Family Planning: 3 Barriers Only Women Understand

This post originally appeared on Girls’ Globe website here. Reposted with permission.

By Ash Rogers, Segal Family Foundation

Opening access to Family Planning is the most powerful tool the world has for increasing child survival, decreasing maternal mortality, and unlocking the economic potential of women. And yet, 220 million women in developing countries who don’t want to get pregnant lack access to family planning services.

It is in this context that Addis Ababa holds the International Conference on Family Planning this week. The heavyweights will present important research on new contraceptive methods soon to hit the market and innovations in distribution that are proving effective. However, perhaps the most important lessons for improving access to family planning are taught not by the headliners, but from the women on the ground for which the stakes are the highest.

At Segal Family Foundation we support 130 organizations working across 18 countries in Africa. The heart of our portfolio is grassroots organizations that are deeply embedded in communities. These entrepreneurs innovate local solutions based on listening to the voices of real people. From them, comes this list of the 3 barriers only women understand:

1 – Men, the Elephant in the Bedroom

Traditional family planning programs target women. This seems logical given that the most widely available reversible methods (pills, injections, implants, IUDs) are for women. The focus on women also stems from a rights-based value that women ought to have power to make their own reproductive choices.

However, women know that these choices are limited if their partners, fathers, and uncles don’t share the same knowledge and values. Leaving men out of family planning programming places the burden on women to pass on information and negotiate family planning use. In countries with strong patriarchy and high rates of physical and sexual abuse, this burden is quite heavy.

Penda Health – a Kenyan chain of affordable health clinics targeting women – sees men as partners and promoters of family planning. Through listening to their female customers they realized they’d be most effective in providing for women’s reproductive health if they opened the clinic to the entire family. Penda wins trust by delivering affordable care when patients sick, and uses that as an entry point to discuss family planning with men and women. And it’s working – the second most common patient visit at Penda is family planning.

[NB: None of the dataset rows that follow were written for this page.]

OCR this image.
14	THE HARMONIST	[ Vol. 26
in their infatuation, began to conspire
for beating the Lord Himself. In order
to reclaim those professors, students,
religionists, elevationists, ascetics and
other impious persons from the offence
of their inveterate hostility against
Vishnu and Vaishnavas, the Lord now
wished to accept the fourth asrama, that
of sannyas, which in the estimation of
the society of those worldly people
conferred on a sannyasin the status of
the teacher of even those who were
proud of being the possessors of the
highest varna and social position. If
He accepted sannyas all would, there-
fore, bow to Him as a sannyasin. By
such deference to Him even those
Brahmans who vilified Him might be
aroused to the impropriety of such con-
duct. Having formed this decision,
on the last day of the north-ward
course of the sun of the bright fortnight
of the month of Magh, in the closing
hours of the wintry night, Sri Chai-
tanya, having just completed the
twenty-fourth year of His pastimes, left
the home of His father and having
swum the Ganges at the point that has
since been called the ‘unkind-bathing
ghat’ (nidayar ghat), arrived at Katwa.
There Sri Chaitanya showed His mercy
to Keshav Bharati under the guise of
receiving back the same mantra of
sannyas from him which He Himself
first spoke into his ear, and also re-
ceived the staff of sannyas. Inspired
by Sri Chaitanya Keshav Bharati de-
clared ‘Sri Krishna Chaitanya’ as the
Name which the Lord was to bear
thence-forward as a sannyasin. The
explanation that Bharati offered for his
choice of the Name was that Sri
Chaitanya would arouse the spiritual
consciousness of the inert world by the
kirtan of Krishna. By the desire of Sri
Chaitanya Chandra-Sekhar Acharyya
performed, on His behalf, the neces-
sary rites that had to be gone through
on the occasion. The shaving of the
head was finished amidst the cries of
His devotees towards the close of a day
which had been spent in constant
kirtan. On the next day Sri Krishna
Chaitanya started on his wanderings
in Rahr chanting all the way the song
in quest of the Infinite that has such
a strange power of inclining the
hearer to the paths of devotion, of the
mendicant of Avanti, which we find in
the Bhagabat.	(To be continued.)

2 – Myths, Magic, and Menstrual Blood

There are many myths about family planning: IUDs floating to your brain, susceptibility to witch craft, lifetime infertility, etc. What makes the situation messier is that there are also real side effects: irregular bleeding, weight gain, changes in mood, decreased libido, etc. The stressed health clinics of developing countries often fall short of engaging in empathetic conversations that dispel the former and explain the later. Without these conversations, expected side effects serve to justify stories of black magic and run-away IUDs.

When real side effects are reported, they often aren’t taken seriously. Though irregular bleeding, changes in mood and decreased libido may not be of clinical concern, women know that these effects have real costs. This is especially true in contexts where women’s activities are restricted during menstruation, feminine hygiene products are pricey, and denying sex with a husband is taboo.

Lwala Community Alliance – a grassroots community development organization in Western Kenya – is working to make the health system more empathetic to women. Lwala has integrated family planning throughout their hospital with

family planning services available at every intake point. Perhaps more importantly, 62 community health workers counsel women in their own homes, dispel common myths on sexual and reproductive health, and help women find the method that works for them. Lwala also has 23 Youth Peer Providers that specifically target youth with family planning education and information on available services. Since these programs began, Lwala has seen an increase in the average number of monthly family planning visits from 93 to 150. And, despite widely believed myths in the community about long-term methods (implants and IUDs), the number of women receiving long-term methods has more than doubled in the last 6 months.

3 – Economists’ Pillow Talk

Economists teach us that if birth rates remain unchanged, the world population will be 11.9 billion by 2050, putting stress on the global economy while exacerbating climate change. These big numbers open markets, money and political space put family planning on the global agenda.

However, women know that these macro-economic points loose their virility next to the cultural, spiritual, and personal considerations that influence sexual behavior. In many societies, large families are seen as a signal of wealth, and children as valuable economic contributors. Casting them instead as drains on the global economy and accelerators of environmental degradation doesn’t play.

This is why FVS-AMADE – a Burundian nonprofit working with 1,170 village groups – based their family planning programs on deep community dialogue and tied it to individual economic opportunity. FVS layered their family planning messaging on top of village savings and loans groups which provide opportunities for families to save money and access capital for small businesses. While these groups discuss financial goals, they also have a local facilitator who introduces information about family planning. The group discusses ideas about family planning in a truly participatory format. Through this bottom-up approach communities define their own arguments for family planning.

Ash Rogers is the Director of Operations at Segal Family Foundation (SFF) and has worked previously with Global Health Corps and HELP International. SFF is a private foundation, supporting local solutions through 130 NGO partners in Sub-Saharan Africa working in areas of reproductive health and youth empowerment. Ash is based in Kampala, Uganda, but travels regionally, directing SFF’s funding and capacity building support in Africa.